Like the Greek brothers 106 years before him, the new owner spared no expense bringing the icon back – and bringing it back more elegant than any of us remembered. From the red leather circular stools at the marble soda bar, to the original light fixtures and the tiny wrought iron soda table I sat in as a child, it was all back and looking like new.
Even the menu items are much the same, including the classic Green River, Cherry Phosphate, and other flavors of sodas. Even my favorite is back – the famous “Cheese-brr-grr”, which is not technically a cheese burger at all, but a GOM sandwich (think sloppy joe meat, with a sweet ketchup base) with cheese served on grilled bread. Soups, salads, other sandwiches served on pretzel bread and piping hot corndogs round out the menu. By all means save room for a variety of creamy shakes and sundaes all made with home-made ice cream. While the year-round strawberry ice cream is delicious, my personal favorite flavor is peppermint. It’s made only during the holiday season.
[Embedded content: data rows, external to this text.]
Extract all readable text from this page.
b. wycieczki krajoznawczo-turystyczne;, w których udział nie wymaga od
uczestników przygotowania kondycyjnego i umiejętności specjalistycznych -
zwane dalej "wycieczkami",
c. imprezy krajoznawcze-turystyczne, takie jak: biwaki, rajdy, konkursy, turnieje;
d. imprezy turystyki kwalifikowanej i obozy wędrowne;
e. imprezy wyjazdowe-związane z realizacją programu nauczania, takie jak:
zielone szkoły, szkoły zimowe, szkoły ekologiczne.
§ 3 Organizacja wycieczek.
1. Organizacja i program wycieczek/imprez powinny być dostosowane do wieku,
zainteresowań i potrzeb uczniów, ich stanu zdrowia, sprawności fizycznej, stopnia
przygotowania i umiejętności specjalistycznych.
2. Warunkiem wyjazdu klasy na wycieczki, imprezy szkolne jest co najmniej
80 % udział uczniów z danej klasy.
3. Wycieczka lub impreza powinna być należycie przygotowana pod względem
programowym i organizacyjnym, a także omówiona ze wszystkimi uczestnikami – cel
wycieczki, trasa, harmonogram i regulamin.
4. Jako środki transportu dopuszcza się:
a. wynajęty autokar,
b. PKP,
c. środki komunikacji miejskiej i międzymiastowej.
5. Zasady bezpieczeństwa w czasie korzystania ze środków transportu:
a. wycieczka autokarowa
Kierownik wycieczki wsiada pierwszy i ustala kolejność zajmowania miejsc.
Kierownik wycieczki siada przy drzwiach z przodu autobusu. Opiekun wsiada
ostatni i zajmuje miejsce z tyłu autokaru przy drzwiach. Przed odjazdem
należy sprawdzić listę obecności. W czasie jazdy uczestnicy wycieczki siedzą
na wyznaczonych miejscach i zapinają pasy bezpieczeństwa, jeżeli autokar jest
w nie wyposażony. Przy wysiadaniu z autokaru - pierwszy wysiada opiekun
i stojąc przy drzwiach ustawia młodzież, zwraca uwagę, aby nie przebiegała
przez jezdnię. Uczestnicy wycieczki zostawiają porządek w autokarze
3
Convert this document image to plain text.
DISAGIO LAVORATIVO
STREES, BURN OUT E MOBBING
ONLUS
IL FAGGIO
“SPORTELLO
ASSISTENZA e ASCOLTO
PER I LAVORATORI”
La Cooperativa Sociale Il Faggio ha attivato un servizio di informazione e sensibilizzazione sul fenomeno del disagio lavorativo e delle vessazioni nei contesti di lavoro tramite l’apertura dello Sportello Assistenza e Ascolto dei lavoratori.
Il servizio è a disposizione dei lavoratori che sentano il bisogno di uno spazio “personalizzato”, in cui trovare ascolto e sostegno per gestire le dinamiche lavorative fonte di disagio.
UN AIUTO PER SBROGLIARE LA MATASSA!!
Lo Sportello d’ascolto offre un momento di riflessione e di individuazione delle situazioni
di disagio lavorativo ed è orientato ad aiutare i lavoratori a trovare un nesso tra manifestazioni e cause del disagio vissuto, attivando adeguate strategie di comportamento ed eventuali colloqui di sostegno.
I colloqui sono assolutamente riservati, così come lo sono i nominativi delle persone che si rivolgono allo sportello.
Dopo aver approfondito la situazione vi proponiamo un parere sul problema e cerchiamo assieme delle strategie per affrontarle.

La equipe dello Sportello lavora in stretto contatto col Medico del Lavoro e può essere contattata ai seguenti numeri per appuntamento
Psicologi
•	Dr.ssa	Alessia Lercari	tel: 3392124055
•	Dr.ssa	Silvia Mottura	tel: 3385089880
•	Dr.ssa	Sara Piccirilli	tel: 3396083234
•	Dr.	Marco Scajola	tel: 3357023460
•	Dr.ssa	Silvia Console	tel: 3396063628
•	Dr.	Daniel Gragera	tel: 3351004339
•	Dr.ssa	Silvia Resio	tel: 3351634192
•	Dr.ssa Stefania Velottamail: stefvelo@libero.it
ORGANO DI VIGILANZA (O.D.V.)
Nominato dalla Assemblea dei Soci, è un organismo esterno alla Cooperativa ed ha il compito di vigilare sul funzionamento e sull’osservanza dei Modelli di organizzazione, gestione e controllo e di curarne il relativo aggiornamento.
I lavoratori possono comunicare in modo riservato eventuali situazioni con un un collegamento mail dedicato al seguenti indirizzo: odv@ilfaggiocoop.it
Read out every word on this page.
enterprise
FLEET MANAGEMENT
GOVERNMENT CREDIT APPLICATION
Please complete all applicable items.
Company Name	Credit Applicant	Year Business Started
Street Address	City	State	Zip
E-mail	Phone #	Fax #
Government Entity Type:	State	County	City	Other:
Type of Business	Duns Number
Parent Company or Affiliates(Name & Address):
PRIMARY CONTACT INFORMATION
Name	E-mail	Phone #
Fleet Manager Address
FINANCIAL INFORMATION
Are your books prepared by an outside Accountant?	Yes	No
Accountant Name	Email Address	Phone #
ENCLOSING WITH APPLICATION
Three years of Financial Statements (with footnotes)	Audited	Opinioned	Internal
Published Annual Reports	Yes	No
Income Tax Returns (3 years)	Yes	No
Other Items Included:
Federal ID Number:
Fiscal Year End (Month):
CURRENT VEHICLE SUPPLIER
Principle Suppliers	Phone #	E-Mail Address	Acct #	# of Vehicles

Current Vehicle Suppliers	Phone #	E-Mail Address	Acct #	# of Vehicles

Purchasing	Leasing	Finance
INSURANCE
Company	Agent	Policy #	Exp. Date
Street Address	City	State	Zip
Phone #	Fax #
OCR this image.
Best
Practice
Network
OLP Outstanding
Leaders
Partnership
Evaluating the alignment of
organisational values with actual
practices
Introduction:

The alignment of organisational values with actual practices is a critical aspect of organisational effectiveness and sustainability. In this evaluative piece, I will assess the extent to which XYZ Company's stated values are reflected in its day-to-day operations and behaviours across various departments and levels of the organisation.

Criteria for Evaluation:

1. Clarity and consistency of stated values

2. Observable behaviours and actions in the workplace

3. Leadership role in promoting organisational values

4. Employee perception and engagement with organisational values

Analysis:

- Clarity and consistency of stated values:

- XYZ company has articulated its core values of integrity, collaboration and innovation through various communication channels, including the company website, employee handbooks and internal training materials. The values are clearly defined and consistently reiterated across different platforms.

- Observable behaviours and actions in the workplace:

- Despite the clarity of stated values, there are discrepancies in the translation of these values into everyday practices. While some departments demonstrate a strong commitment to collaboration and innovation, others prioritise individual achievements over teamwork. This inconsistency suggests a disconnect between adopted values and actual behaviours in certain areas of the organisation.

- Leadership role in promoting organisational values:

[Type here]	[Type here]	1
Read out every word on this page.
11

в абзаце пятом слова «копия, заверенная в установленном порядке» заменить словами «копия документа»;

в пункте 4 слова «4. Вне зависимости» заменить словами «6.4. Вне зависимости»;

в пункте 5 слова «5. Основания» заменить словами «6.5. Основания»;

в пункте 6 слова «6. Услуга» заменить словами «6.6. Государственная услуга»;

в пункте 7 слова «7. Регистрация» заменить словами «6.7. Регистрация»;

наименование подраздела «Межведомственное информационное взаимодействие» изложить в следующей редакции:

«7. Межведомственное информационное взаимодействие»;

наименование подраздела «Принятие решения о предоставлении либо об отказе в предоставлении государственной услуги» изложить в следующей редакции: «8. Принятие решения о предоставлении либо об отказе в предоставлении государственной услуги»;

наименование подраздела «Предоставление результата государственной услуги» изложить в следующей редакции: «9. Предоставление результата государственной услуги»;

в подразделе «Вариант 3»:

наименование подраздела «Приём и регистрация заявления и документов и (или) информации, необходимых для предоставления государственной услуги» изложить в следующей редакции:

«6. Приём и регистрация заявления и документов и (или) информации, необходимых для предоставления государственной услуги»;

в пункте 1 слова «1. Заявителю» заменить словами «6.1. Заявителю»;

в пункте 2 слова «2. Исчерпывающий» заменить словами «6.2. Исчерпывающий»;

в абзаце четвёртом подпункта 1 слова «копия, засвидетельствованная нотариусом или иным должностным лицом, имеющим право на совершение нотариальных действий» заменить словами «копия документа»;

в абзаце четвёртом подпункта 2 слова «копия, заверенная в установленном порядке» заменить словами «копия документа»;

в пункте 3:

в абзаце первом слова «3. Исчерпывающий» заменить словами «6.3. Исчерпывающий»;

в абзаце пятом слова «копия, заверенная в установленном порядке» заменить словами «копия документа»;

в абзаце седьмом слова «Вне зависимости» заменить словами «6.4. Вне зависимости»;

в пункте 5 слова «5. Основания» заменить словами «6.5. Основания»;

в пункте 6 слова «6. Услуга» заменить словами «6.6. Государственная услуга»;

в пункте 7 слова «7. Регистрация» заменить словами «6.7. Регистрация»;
A recent broadcast by CBS Sunday Morning featured the renovated shop and editors of the publication, Indianapolis Monthly listed a visit to Zaharakos as the No. 1 thing Every Hoosier Must Do. Located approximately 45 minutes from Indianapolis, a trip to Columbus and visit to Zaharakos is an easy journey to escape back to an authentic soda shop and bygone days.
Location: 329 Washington Street, Columbus, Indiana
Hours: Monday – Friday, 8 am-8 pm; Saturday and Sunday 9 am-8 pm.